Further, the Court noted that injured worker legislation across Canada seeks to prevent unfair treatment of injured workers based on their disability. It referred to one of its prior decisions which stated that human rights law, including the Québec Charter, “is a declaration of public policy regarding matters of general concern, and forms part of the body of relevant law necessary to assist a tribunal in interpreting its enabling legislation.” Based on this principle, the objectives of Québec’s injured workers’ legislation overlap with those of the Charter and, as a result, the injured workers’ scheme could not be interpreted without consideration for relevant human rights law. The Court stated:
50 The injured worker scheme seeks “to facilitate the worker’s reinstatement in his employment or an equivalent employment or, where that object is not attainable, to facilitate his access to suitable employment”. Similarly, Quebec’s Charter seeks “to ensure that persons who are otherwise fit to work are not unfairly excluded where working conditions can be adjusted without undue hardship” (Hydro-Québec, at para. 14). This is the essence of the duty of reasonable accommodation. The injured worker scheme sets out various types of accommodation, such as reinstatement, equivalent employment, or failing that, the most suitable employment possible.

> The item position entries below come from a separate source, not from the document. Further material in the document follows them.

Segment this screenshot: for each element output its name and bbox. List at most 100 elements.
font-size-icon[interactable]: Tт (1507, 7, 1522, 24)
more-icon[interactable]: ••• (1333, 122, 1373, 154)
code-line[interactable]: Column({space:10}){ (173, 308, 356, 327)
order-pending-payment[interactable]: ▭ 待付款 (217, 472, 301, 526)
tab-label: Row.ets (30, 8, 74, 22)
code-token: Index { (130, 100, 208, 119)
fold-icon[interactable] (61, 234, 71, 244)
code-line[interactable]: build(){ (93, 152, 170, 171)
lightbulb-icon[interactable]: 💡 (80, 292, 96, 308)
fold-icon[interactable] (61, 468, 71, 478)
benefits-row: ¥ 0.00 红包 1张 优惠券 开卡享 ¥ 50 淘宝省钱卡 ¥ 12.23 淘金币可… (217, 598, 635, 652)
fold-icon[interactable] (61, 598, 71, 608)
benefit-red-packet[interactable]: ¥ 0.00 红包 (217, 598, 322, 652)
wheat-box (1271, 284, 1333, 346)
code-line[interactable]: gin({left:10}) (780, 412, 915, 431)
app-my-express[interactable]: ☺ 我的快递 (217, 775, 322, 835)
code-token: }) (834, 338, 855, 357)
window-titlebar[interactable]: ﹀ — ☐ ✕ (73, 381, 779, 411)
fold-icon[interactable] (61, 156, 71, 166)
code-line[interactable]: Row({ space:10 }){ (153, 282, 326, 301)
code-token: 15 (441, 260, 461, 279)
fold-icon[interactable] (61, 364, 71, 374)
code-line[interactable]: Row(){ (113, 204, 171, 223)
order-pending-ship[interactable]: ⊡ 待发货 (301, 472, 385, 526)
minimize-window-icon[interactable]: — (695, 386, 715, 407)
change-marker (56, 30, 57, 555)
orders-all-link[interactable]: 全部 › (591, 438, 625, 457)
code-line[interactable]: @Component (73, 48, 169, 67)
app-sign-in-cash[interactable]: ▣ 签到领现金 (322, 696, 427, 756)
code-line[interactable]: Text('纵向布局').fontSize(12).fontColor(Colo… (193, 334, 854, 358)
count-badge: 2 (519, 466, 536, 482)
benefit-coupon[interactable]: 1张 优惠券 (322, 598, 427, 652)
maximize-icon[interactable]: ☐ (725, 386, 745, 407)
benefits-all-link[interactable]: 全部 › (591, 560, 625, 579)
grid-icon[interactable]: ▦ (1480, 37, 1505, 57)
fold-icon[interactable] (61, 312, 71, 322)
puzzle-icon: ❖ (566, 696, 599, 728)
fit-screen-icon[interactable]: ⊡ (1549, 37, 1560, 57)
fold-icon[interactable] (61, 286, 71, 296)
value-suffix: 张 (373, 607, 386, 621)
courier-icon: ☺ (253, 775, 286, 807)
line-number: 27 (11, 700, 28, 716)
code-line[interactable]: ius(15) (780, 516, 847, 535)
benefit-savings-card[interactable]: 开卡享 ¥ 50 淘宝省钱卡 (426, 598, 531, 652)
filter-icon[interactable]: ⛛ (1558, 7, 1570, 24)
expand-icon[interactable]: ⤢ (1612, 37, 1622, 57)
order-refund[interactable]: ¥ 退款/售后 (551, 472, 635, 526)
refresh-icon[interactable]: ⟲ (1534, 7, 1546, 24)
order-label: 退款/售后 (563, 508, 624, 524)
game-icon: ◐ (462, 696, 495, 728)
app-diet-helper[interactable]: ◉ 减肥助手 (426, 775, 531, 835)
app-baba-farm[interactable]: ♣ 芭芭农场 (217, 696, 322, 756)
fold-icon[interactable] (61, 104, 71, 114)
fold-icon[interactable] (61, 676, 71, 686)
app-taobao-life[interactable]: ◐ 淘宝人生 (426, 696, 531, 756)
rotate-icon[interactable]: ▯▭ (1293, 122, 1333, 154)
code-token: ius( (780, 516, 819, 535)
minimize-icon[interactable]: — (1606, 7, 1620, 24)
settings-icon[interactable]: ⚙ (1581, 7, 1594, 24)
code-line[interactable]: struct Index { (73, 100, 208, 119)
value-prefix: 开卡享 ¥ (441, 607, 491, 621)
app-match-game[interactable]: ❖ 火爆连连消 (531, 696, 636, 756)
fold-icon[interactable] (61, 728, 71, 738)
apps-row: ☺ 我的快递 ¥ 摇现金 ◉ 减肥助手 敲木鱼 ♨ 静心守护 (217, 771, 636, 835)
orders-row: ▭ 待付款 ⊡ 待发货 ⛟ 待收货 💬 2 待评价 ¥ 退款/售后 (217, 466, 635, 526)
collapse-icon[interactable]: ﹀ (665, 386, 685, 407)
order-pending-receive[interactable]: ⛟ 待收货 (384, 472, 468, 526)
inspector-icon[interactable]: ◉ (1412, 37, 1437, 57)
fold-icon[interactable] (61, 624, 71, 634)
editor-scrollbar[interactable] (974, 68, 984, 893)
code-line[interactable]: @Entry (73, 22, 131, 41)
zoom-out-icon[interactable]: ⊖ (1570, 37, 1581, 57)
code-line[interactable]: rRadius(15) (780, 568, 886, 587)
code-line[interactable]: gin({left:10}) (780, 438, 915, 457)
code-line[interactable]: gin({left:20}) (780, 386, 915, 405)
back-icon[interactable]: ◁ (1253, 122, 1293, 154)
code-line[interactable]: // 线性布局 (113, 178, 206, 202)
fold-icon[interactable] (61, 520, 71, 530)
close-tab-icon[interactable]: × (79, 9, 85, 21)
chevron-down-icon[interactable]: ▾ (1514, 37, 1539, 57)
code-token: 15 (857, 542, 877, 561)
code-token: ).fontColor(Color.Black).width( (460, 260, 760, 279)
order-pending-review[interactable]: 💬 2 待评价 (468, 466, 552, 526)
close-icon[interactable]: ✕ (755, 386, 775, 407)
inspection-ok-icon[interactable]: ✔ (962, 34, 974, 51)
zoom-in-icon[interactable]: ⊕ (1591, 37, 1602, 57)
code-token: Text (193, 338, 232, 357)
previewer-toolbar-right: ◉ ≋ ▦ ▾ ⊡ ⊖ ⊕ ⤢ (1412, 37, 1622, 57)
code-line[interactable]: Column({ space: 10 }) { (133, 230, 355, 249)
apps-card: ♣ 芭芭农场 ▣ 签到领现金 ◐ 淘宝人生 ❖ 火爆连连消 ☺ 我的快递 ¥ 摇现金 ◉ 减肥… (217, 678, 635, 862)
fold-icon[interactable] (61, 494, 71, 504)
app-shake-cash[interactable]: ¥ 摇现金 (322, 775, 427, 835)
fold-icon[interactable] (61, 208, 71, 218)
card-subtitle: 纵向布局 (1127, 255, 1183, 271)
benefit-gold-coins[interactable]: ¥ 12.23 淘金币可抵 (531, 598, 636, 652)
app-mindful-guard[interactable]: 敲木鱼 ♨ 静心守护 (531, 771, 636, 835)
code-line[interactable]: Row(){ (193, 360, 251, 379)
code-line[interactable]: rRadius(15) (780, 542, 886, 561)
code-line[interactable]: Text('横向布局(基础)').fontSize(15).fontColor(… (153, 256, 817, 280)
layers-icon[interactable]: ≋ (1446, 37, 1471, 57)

The fact that the scheme sets out some type of accommodation does not negate the broader, general accommodation required by the Quebec Charter.
51 An injured worker’s rights and entitlements under the Act must therefore be interpreted and implemented in accordance with the employer’s duty to reasonably accommodate an employee disabled by a workplace injury, which in turn means that the CSST and the CLP have the exclusive remedial authority, in implementing ss. 236 and 239 of the Act dealing with reinstatement, equivalent, or suitable employment, to impose measures on the employer to do whatever is reasonably possible to accommodate the disabled worker’s individual injury and the circumstances that flow from it.
This case has important implications for employers across the country as it will likely be relied upon in interpreting workers’ compensation legislation throughout Canada. Employers must be cognizant of the requirement “to do whatever is reasonably possible to accommodate the disabled worker’s individual injury,” even in the absence of an express requirement to do so in any applicable workers’ compensation legislation.